Two hundred and fifty six people die when an Arrow DC-8 lifts off from snowy Gander, Newfoundland, bring home troops from the Middle East, members of the elite 101st Airborne. The airplane struggles through the air for a thousand feet and then plows into the forest.
It's always interesting to see how emotionally moved some of the first responders are in the presence of bodies and body parts. Unlike, say, pathologists or ER docs they're trained to deal with trauma but don't deal with it very often. The accident took place on 12 December and everyone was prepared for Christmas. One investigator bemoans the fact that some of the dead were wearing novelty T-shirts saying, "I Survived Gander." President Reagan gave his condolences on television.
Given the weather conditions, the possibility of ice on the wings is looked into and ruled out.

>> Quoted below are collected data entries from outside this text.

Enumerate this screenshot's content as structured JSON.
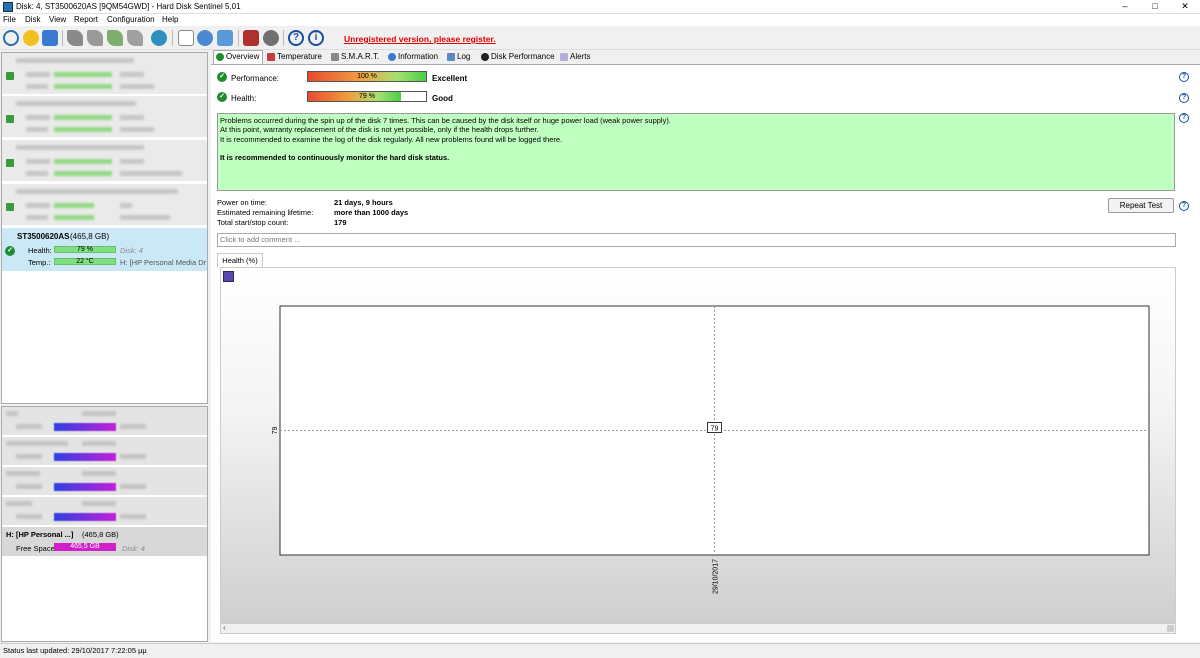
{
  "window": {
    "title": "Disk: 4, ST3500620AS [9QM54GWD]  -  Hard Disk Sentinel 5.01",
    "minimize": "–",
    "maximize": "□",
    "close": "✕"
  },
  "menu": {
    "file": "File",
    "disk": "Disk",
    "view": "View",
    "report": "Report",
    "configuration": "Configuration",
    "help": "Help"
  },
  "toolbar": {
    "unregistered": "Unregistered version, please register."
  },
  "selected_disk": {
    "model": "ST3500620AS",
    "size": "(465,8 GB)",
    "health_label": "Health:",
    "health_value": "79 %",
    "health_percent": 79,
    "disk_label": "Disk: 4",
    "temp_label": "Temp.:",
    "temp_value": "22 °C",
    "drive_label": "H: [HP Personal Media Drive]"
  },
  "selected_volume": {
    "name": "H: [HP Personal ...]",
    "size": "(465,8 GB)",
    "free_label": "Free Space",
    "free_value": "465,5 GB",
    "free_percent": 100,
    "disk_label": "Disk: 4"
  },
  "tabs": {
    "overview": "Overview",
    "temperature": "Temperature",
    "smart": "S.M.A.R.T.",
    "information": "Information",
    "log": "Log",
    "disk_performance": "Disk Performance",
    "alerts": "Alerts"
  },
  "overview": {
    "performance_label": "Performance:",
    "performance_value": "100 %",
    "performance_percent": 100,
    "performance_rating": "Excellent",
    "health_label": "Health:",
    "health_value": "79 %",
    "health_percent": 79,
    "health_rating": "Good",
    "message_lines": [
      "Problems occurred during the spin up of the disk 7 times. This can be caused by the disk itself or huge power load (weak power supply).",
      "At this point, warranty replacement of the disk is not yet possible, only if the health drops further.",
      "It is recommended to examine the log of the disk regularly. All new problems found will be logged there."
    ],
    "message_bold": "It is recommended to continuously monitor the hard disk status.",
    "power_on_label": "Power on time:",
    "power_on_value": "21 days, 9 hours",
    "lifetime_label": "Estimated remaining lifetime:",
    "lifetime_value": "more than 1000 days",
    "startstop_label": "Total start/stop count:",
    "startstop_value": "179",
    "repeat_test": "Repeat Test",
    "comment_placeholder": "Click to add comment ...",
    "chart_tab": "Health (%)"
  },
  "chart_data": {
    "type": "line",
    "title": "Health (%)",
    "x": [
      "29/10/2017"
    ],
    "values": [
      79
    ],
    "ylabel": "",
    "xlabel": "",
    "y_tick": "79",
    "point_label": "79"
  },
  "status": {
    "text": "Status last updated: 29/10/2017 7:22:05 μμ"
  },
  "colors": {
    "ok_green": "#1e8c2f",
    "warn_red": "#e00000",
    "message_bg": "#bfffbf",
    "selected_bg": "#cbe8f6"
  }
}
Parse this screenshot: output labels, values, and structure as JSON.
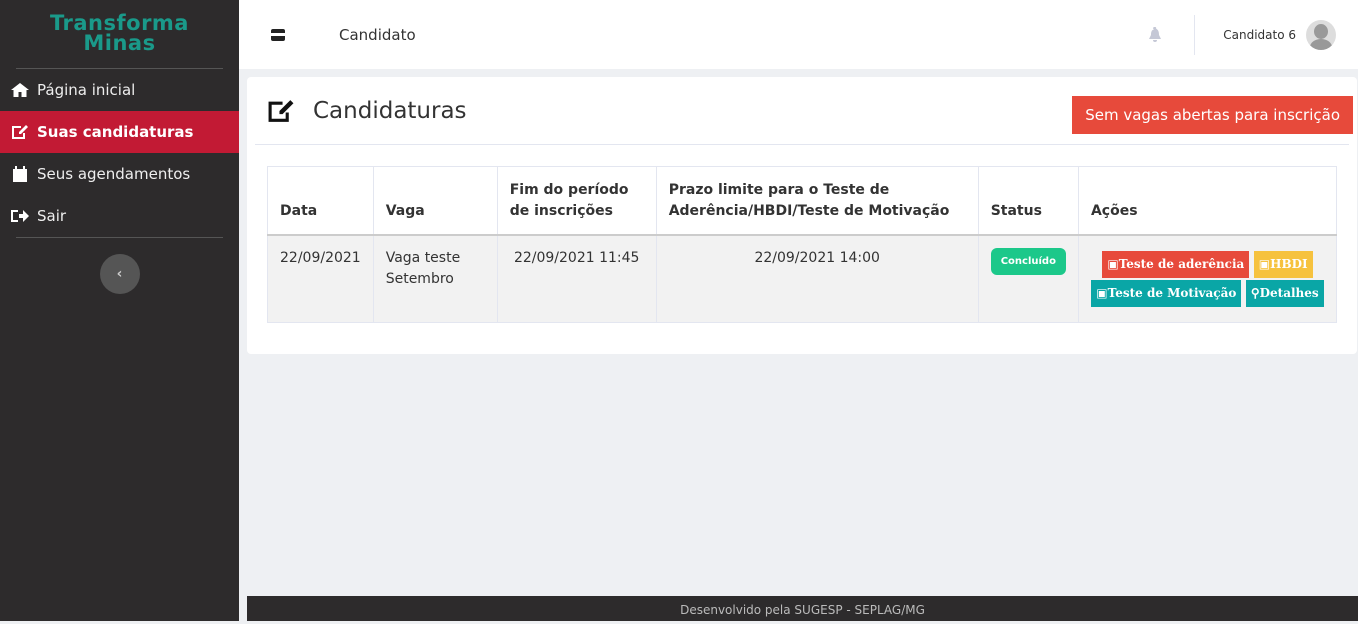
{
  "sidebar": {
    "logo_line1": "Transforma",
    "logo_line2": "Minas",
    "items": [
      {
        "label": "Página inicial"
      },
      {
        "label": "Suas candidaturas"
      },
      {
        "label": "Seus agendamentos"
      },
      {
        "label": "Sair"
      }
    ],
    "collapse": "‹"
  },
  "topbar": {
    "title": "Candidato",
    "user": "Candidato 6"
  },
  "page": {
    "title": "Candidaturas",
    "closed_button": "Sem vagas abertas para inscrição"
  },
  "table": {
    "headers": [
      "Data",
      "Vaga",
      "Fim do período de inscrições",
      "Prazo limite para o Teste de Aderência/HBDI/Teste de Motivação",
      "Status",
      "Ações"
    ],
    "rows": [
      {
        "data": "22/09/2021",
        "vaga": "Vaga teste Setembro",
        "fim": "22/09/2021 11:45",
        "prazo": "22/09/2021 14:00",
        "status": "Concluído",
        "actions": [
          "Teste de aderência",
          "HBDI",
          "Teste de Motivação",
          "Detalhes"
        ]
      }
    ]
  },
  "footer": "Desenvolvido pela SUGESP - SEPLAG/MG"
}
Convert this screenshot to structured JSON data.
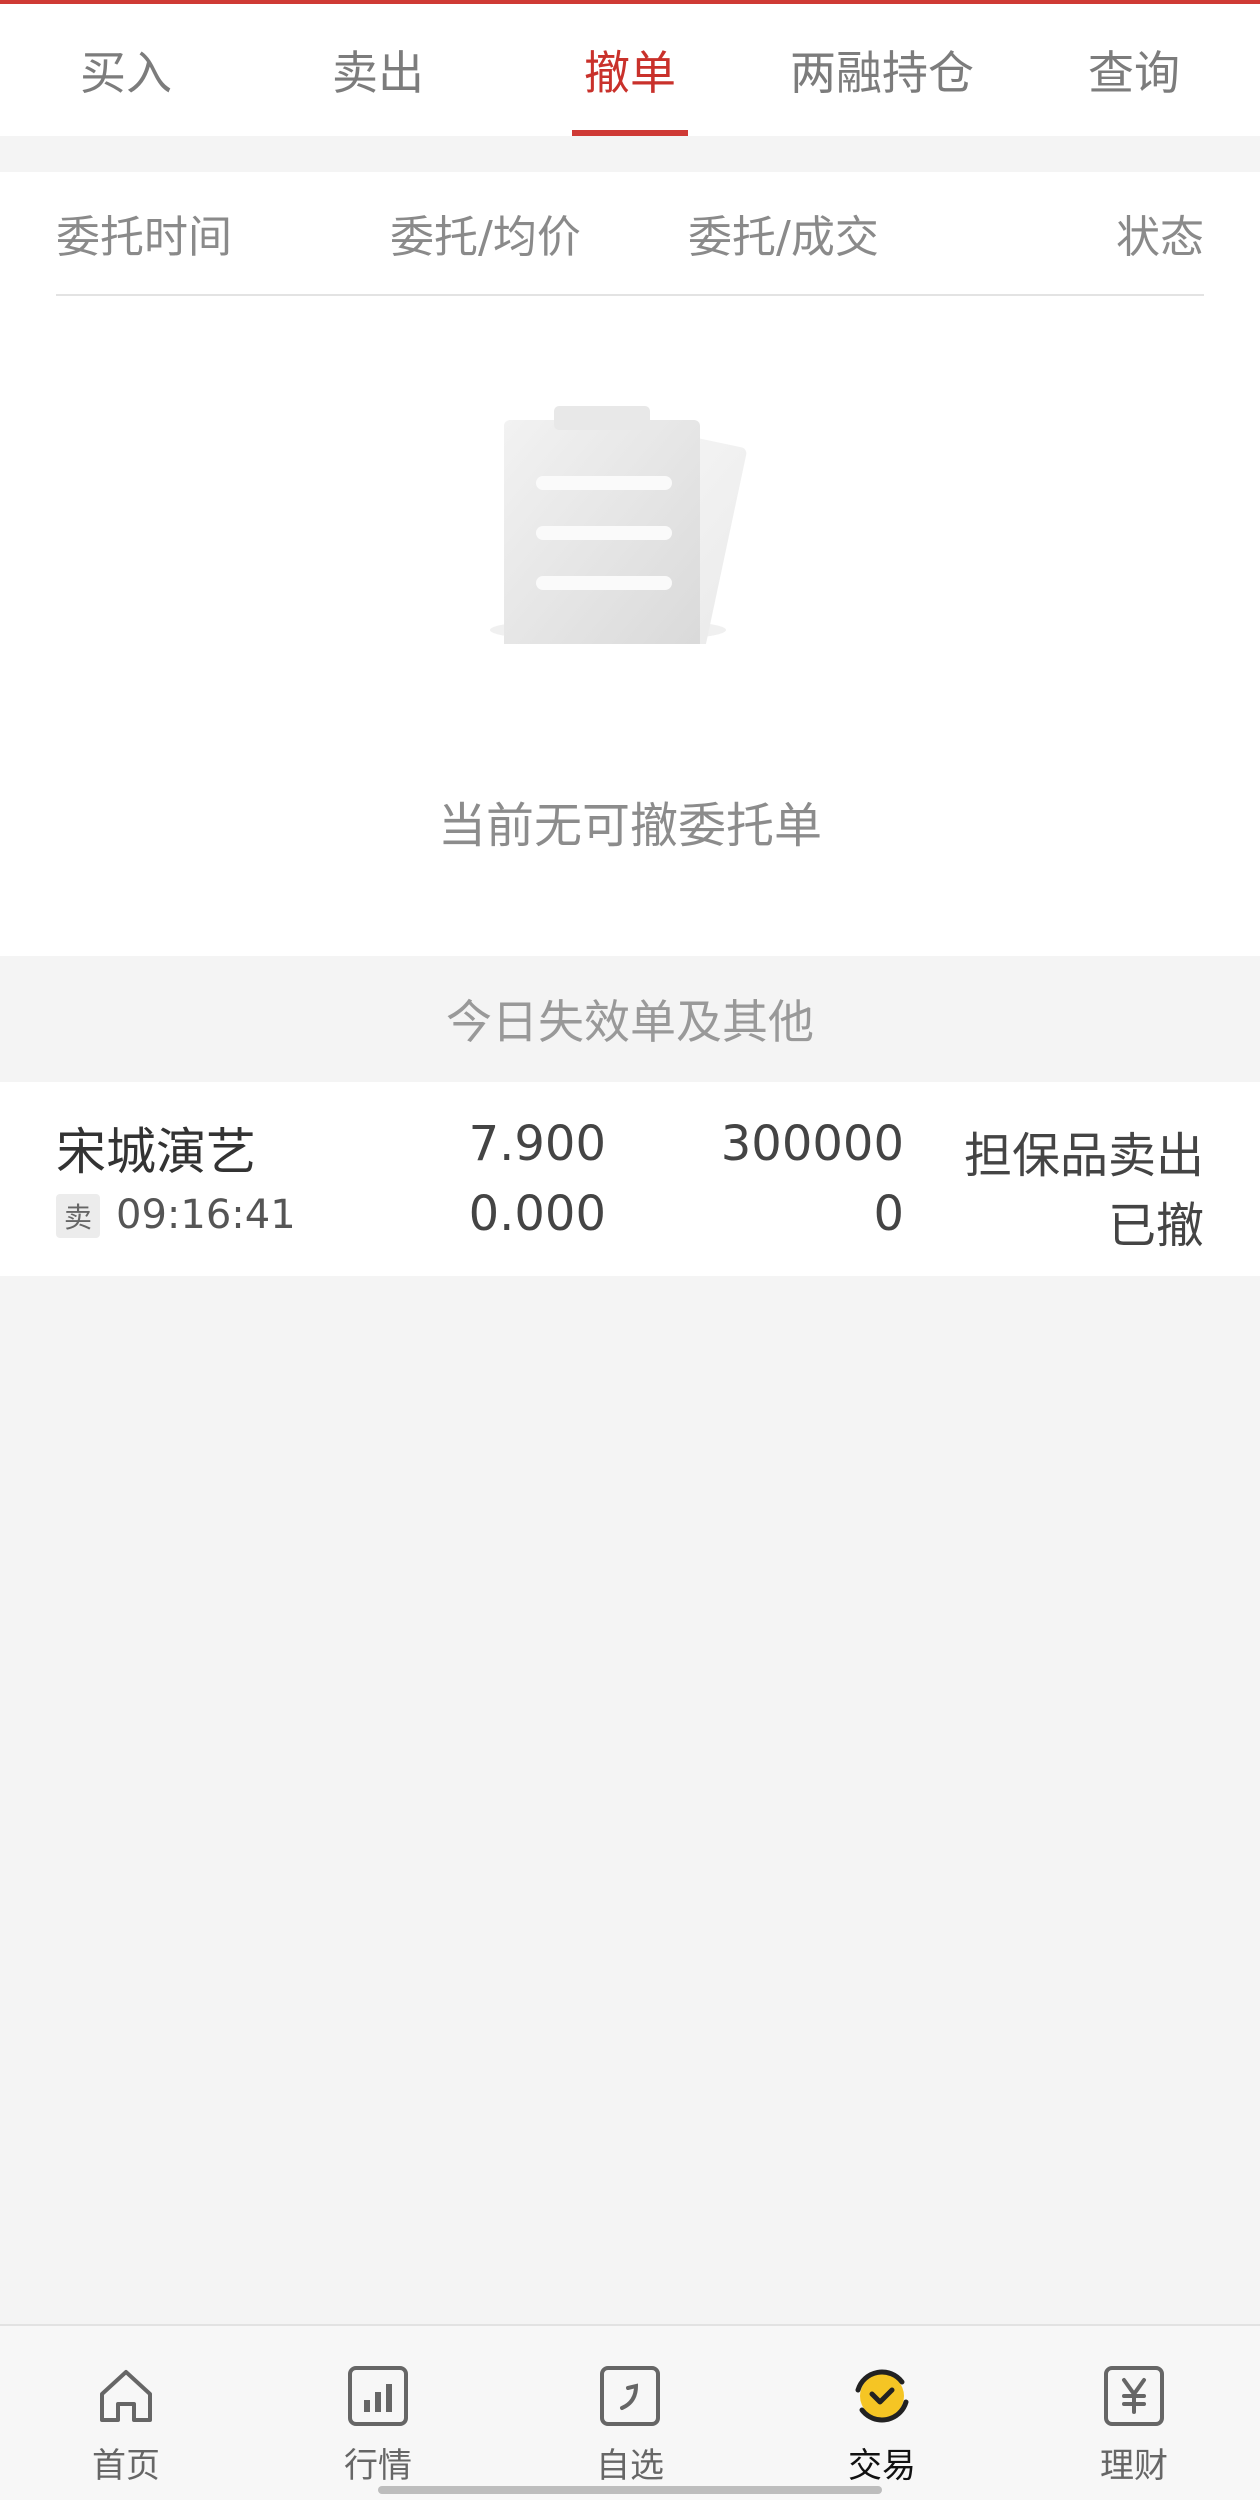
{
  "tabs": [
    {
      "label": "买入"
    },
    {
      "label": "卖出"
    },
    {
      "label": "撤单"
    },
    {
      "label": "两融持仓"
    },
    {
      "label": "查询"
    }
  ],
  "active_tab_index": 2,
  "columns": [
    "委托时间",
    "委托/均价",
    "委托/成交",
    "状态"
  ],
  "empty_state": {
    "message": "当前无可撤委托单",
    "icon": "clipboard-empty-icon"
  },
  "section_title": "今日失效单及其他",
  "orders": [
    {
      "name": "宋城演艺",
      "side": "卖",
      "time": "09:16:41",
      "order_price": "7.900",
      "avg_price": "0.000",
      "order_qty": "300000",
      "filled_qty": "0",
      "type": "担保品卖出",
      "status": "已撤"
    }
  ],
  "bottom_nav": [
    {
      "label": "首页",
      "icon": "home-icon"
    },
    {
      "label": "行情",
      "icon": "market-chart-icon"
    },
    {
      "label": "自选",
      "icon": "watchlist-icon"
    },
    {
      "label": "交易",
      "icon": "trade-icon"
    },
    {
      "label": "理财",
      "icon": "wealth-yen-icon"
    }
  ],
  "active_nav_index": 3,
  "colors": {
    "accent": "#cf3a35",
    "trade_icon": "#f5c524"
  }
}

The same for a last-minute change of runway. A call is received from Hezbollah, a terrorist group, claiming credit, but there is no evidence of an explosion aboard. The airplane hit the trees in one piece.
The thoroughness of the investigators is astonishing. With the aid of a primitive flight data recorder, they measure the height of the trees whose tops were lopped off by the DC-8 and determine from modeling that the airplane was nose high, descending rapidly, with its right wing low, in an obvious stall. How the hell can anyone do that? The culprits are two. One is that the first officer checked the wings for ice before takeoff and found no heavy build up. But in 1988 it wasn't yet recognized that a thin film of ice, almost invisible to the eye, could compromise left. The second is that the weight of each passenger was estimated at the usual 170 pounds, accurate enough for civilian purposes that figure in men, women, and children. But these passengers were all men -- and big men. The combination of ice contamination and underestimate weight put the plane in danger. And the first officer pulled up the nose to gain altitude. That reduced lift further and doomed the airplane.
The lessons from the crash were distributed to the authorities and corrective measures taken.